Additionally, we investigated whether we could obtain more disease information related to the focused gene by searching OMIM database by inputting disease MeSH terms retrieved by this method. Tab. 4 lists OMIM entries related to SLC26A2. It is clear from Tab. 4a that we can easily retrieve disease information by extracting OMIM entries referred to in Entrez Gene. In addition, as shown in Tab. 4b, we could retrieve further relations between disease and genes by searching OMIM by inputting disease MeSH terms as listed in Tab. 3. It is thus concluded that by using this method in conjunction with OMIM, researchers can retrieve more information about diseases associated with a targeted gene.
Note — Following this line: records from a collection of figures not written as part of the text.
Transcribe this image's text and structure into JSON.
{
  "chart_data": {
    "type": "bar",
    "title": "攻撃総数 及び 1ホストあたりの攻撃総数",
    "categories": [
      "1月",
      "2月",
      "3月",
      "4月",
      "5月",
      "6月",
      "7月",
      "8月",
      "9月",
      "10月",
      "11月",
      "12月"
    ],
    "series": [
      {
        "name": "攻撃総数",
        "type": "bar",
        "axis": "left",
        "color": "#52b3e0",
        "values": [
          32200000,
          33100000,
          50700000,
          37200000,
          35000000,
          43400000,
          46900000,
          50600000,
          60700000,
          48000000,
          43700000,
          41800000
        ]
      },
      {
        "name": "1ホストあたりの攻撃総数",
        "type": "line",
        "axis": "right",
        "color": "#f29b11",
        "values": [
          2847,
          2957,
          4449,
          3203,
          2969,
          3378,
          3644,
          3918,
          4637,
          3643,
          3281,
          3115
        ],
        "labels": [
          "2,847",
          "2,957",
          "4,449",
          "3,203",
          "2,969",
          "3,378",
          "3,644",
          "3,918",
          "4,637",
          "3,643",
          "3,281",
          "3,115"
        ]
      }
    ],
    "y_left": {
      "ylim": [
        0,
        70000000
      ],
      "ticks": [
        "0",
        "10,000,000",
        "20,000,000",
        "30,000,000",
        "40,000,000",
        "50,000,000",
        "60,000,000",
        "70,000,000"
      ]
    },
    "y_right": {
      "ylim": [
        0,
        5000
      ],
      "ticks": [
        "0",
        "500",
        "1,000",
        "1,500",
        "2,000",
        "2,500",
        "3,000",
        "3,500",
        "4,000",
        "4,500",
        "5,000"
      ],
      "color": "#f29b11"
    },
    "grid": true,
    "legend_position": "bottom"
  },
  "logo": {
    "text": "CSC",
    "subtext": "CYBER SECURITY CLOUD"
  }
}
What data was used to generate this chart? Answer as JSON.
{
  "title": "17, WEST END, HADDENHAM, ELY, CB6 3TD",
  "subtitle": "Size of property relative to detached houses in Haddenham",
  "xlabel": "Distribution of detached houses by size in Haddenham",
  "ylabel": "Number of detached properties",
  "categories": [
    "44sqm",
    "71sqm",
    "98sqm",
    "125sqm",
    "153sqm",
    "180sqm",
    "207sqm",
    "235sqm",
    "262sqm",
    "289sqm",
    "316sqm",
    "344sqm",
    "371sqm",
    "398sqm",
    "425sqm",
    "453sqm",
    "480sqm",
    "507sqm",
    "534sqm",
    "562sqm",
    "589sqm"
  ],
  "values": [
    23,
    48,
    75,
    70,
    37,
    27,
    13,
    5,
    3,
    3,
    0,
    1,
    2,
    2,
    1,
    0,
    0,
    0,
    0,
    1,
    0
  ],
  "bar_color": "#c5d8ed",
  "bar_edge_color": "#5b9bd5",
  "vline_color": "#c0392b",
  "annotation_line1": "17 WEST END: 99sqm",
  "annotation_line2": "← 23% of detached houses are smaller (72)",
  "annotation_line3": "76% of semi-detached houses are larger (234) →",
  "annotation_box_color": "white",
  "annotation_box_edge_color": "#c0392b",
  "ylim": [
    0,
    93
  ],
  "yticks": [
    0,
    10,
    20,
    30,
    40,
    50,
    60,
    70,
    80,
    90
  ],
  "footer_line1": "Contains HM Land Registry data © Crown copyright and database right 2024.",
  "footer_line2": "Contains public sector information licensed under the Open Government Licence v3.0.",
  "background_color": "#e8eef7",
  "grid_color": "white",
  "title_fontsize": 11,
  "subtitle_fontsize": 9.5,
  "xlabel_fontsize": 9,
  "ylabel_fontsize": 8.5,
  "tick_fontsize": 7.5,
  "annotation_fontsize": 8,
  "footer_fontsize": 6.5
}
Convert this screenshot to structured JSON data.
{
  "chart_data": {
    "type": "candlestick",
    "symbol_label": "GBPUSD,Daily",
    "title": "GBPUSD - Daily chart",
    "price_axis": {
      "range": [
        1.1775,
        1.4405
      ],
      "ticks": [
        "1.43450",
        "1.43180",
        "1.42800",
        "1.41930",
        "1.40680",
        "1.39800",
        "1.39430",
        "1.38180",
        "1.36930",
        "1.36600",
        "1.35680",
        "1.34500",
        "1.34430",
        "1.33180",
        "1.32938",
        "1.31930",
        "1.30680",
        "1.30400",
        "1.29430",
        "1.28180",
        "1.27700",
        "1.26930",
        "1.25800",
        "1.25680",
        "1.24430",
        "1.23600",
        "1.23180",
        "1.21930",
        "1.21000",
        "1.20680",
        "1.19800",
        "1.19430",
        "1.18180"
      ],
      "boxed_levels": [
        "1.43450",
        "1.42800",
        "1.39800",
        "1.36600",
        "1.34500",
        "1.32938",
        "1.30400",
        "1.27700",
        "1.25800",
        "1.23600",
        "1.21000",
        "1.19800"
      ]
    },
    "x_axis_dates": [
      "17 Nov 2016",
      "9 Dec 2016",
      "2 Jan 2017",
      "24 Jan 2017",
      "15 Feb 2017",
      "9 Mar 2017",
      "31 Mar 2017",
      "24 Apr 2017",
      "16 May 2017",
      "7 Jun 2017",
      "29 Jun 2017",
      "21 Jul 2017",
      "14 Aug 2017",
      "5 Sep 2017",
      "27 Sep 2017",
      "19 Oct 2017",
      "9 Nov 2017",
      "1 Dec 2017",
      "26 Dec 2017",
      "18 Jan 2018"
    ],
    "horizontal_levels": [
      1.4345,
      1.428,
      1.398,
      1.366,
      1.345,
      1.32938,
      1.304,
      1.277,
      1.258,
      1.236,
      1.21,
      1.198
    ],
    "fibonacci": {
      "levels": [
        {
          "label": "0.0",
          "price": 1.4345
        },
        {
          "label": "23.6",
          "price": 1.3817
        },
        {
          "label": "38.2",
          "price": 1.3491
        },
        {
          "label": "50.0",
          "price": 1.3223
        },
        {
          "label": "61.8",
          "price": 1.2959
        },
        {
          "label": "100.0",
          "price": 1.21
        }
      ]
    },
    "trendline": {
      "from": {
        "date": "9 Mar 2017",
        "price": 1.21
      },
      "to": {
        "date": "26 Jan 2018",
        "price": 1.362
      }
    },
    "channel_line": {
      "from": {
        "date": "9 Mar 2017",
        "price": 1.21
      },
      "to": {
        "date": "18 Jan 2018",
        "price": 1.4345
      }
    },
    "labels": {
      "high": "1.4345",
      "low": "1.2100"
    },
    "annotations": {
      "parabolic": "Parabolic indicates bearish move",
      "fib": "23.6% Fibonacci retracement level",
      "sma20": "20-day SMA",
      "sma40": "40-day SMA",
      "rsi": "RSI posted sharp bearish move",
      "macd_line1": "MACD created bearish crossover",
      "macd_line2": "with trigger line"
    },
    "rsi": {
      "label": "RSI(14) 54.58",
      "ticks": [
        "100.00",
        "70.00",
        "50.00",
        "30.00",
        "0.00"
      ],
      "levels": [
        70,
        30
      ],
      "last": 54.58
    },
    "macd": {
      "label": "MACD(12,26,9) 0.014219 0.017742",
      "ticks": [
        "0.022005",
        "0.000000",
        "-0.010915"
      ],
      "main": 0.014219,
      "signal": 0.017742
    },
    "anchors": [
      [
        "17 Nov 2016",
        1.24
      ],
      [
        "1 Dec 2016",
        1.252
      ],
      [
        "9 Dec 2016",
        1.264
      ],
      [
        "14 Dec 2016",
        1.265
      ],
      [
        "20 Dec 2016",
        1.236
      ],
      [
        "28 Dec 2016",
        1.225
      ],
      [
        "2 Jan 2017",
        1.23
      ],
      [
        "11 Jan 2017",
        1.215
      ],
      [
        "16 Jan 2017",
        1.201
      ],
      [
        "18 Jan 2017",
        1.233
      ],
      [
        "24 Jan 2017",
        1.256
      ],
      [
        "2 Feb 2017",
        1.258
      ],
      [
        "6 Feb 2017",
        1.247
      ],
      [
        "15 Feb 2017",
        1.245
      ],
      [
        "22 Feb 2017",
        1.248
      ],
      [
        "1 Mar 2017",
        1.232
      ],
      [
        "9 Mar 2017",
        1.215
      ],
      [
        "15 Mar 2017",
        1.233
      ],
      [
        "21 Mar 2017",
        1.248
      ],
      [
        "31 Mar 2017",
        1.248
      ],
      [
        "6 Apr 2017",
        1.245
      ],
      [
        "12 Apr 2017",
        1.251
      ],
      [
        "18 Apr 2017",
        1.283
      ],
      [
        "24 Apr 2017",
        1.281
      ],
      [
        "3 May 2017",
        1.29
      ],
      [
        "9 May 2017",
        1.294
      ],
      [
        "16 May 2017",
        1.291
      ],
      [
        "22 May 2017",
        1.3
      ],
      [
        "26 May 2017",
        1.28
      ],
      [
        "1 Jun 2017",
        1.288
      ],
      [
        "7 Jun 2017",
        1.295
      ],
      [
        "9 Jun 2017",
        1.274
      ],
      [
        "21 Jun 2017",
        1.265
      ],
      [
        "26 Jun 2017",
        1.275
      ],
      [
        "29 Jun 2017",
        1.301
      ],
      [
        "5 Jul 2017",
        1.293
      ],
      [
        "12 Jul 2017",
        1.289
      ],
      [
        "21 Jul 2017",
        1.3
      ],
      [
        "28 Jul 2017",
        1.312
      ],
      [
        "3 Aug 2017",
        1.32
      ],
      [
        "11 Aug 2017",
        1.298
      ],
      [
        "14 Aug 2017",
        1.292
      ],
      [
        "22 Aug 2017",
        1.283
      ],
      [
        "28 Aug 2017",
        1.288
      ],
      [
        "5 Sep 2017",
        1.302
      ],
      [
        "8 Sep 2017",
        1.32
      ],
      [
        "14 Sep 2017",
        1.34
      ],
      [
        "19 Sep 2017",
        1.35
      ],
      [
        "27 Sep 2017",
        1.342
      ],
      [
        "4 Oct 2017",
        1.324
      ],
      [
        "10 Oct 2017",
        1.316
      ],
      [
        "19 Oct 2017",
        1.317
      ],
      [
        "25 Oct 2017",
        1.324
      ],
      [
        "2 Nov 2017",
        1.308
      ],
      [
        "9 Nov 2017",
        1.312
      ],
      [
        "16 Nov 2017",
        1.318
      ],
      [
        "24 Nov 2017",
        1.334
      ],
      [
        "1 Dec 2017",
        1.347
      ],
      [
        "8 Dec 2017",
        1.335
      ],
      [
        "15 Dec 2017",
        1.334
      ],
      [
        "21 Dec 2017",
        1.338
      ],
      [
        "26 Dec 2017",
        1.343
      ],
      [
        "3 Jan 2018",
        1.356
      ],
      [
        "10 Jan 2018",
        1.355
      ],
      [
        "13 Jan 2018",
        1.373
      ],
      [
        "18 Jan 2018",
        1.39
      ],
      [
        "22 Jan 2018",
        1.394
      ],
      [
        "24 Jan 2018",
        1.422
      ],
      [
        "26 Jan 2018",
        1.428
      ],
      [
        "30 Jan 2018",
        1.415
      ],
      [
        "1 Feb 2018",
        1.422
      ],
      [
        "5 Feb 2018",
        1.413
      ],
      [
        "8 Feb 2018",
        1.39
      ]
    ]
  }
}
|Table 4: Lists of OMIM terms associated with gene "SLC26A2"|
|OMIM ID||OMIM entry|
|*606718||Solute carrier family 26 (sulfate transporter), member 2; SLC26A2|
|#600972||Achondrogenesis, type IB; ACG1B|
|#256050||Neonatal osseous dysplasia I|
|#226900||Epiphyseal dysplasia, multiple, 4; EDM4|
|MeSH terms as input||Retrieved OMIM entry||OMIM ID|
|Osteochondrodysplasias||Osteochondrodysplasia, rhizomelic, with callosal agenesis, thrombocytopenia, hydrocephalus, and hypertension||166990|
|Dwarfism||Microcephalic osteodysplastic primordial dwarfism, type I||%210710|
|Microcephalic osteodysplastic primordial dwarfism, type II||%210720|
|Microcephalic osteodysplastic primordial dwarfism, type III||%210730|
|We retrieved OMIM entries from Entrez Gene (a) and by searching OMIM database by inputting disease MeSH terms listed in Tab. 3, for example, "Osteochondroplasias", "Dwarfism", and "Achondroplasia".|
We present a novel method for functional analysis of groups of genes that can be applied to microarray data by introducing MeSH in association with GO. This method is aimed to help understanding of groups of genes in a biological context. Researchers can easily retrieve genes and keywords of interest from a gene list. It is useful for researchers to interpret a group of genes by searching for biological features such as genes, diseases, and chemical substances associated with the genes of interest and by constructing wiring diagram of retrieved genes.
We thank Kohei Tomizuka for the implementation of BioCompass. This work was supported by NEDO (New Energy and Industrial Technology Development Organization) as part of a project for developing biotechnology IT integration equipment (Focus21).